Há poucas semanas, deparei-me, incrédula, com a cena de um certo indivíduo, lépido e esvoaçante, pilotando um jet ski pelas tranquilas águas do Lago Paranoá em meio a maior pandemia da história recente da humanidade.
Agora, mais uma vez, fui surpreendida com a figura saltitante e sorridente de um cavaleiro montado em seu cavalo alazão, galopando pela mais famosa praça do Planalto Central, a despeito do traço eminentemente urbano daquele sítio turístico e – mero detalhe – da permanência e piora no quadro epidêmico no país.
Os dois episódios imediatamente remeteram-me à lembrança de uma antiga crônica do incrível Luis Fernando Veríssimo. Chamava-se Pôquer Interminável.
No texto de Veríssimo, 5 jogadores viciados em pôquer não conseguiam sequer se levantar da mesa onde jogavam há dias ou semanas, tamanha a absorção neles mesmos, a imersão em seu pequeno universo obsessivo.
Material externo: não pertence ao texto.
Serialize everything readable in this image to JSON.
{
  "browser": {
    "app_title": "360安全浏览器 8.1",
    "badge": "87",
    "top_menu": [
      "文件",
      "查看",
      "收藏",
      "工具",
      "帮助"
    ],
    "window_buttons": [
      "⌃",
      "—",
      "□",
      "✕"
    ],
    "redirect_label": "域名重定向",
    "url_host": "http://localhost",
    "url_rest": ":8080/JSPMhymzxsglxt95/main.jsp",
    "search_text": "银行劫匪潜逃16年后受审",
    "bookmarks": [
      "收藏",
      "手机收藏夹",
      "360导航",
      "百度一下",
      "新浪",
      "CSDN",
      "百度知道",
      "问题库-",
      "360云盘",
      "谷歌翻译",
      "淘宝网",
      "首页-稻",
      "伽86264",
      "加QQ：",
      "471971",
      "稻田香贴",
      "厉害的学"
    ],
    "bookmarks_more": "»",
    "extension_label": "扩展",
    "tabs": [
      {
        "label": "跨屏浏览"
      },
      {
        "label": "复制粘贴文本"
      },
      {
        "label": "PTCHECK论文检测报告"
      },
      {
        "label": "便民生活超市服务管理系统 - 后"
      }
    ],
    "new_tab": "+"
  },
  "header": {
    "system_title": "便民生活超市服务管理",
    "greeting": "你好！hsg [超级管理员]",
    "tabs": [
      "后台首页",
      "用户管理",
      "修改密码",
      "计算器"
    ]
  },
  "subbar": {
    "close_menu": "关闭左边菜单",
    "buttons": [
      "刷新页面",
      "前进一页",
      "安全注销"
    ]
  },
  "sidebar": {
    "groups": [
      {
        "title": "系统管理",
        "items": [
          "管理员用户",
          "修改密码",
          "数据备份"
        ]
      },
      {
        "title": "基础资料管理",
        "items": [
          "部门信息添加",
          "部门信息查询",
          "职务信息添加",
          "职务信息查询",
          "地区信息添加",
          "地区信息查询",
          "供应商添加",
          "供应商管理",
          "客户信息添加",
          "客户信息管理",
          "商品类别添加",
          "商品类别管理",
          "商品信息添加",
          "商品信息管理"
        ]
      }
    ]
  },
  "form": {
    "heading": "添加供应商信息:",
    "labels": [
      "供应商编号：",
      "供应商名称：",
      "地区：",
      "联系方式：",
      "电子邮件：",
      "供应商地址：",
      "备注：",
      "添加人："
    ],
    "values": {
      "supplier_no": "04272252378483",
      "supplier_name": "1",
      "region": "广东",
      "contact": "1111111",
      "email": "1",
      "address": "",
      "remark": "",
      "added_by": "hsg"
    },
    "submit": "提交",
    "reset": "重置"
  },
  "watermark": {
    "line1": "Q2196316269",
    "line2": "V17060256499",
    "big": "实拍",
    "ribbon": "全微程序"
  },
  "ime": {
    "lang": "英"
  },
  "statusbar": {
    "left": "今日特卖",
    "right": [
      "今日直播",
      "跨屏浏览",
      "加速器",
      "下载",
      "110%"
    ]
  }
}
“Ninguém sai”! Este era o jargão repetido pelos jogadores ensandecidos, alheios a tudo e a todos.
A esposa de um mandava chamar e o jargão era lembrado: – “Ninguém sai”.
A família estava sem dinheiro. -“Ninguém sai”.
O filho de outro estava nascendo! Mais uma vez o jargão vinha à tona: – “Ninguém sai”.
A mulher do terceiro o tinha abandonado porque este não aparecera em casa por duas semanas. “Ninguém sai”.
O texto retrata, com o humor peculiar do famoso cronista, o egoísmo dos jogadores contumazes, a prisão que circunda seus hábitos obsessivos, traços estes ali elevados ao superlativo, ao absurdo, ao infinito.
A lembrança da crônica foi automática. A visão daquele que tem histórico de atleta perambulando pela cidade paralisada pelo isolamento social pareceu-me similar ao retrato traçado por Verissimo há mais de 30 anos. Por dois motivos.
O repetido mote “Ninguém sai” foi o primeiro deles, pela proximidade (mas com sentido diverso) com o atual “Fica em casa” em que estamos – todos – mergulhados em razão da quarentena e distanciamento social impostos pela pandemia.
O segundo – e mais importante – pela demonstração grotesca de egocentrismo do autoproclamado atleta e seu total descolamento da realidade circundante. A obsessão cega por si mesmo e o desprezo absoluto pelas necessidades, dores e luto dos outros pareceram-me quase inacreditáveis, elevadas ao superlativo, ao absurdo, ao infinito, tal como apontei em relação aos personagens da crônica, só que agora na versão real. O que era caricato e engraçado na ficção virou triste e doída realidade.
E o teatro do absurdo prossegue: – Sr., hoje foram 730 mortos! – disse algum transeunte desavisado.
E daí? “Eu” vou andar de jet ski!
O Brasil virou o epicentro da pandemia mundial! – lembrou algum assessor.
“Eu” vou cavalgar e cumprimentar meus eleitores, meus apoiadores!
Entre seus apoiadores, o cenário da noite anterior nos mostrou um pequeno grupo mascarado, segurando tochas e brandindo contra a democracia, num ritual que evoca um passado sinistro.
Os diálogos são hipotéticos. Os fatos, você sabe, são inacreditavelmente reais.
Triste trajetória de um cavaleiro cada vez mais solitário.
Pensativa, relembrei o mote dos jogadores: – Aqui em casa, “Ninguém sai”.
#fica em casa
* Eliane de C. Costa Ribeiro é juíza do Trabalho aposentada (Tribunal Regional do Trabalho da 15ª Região).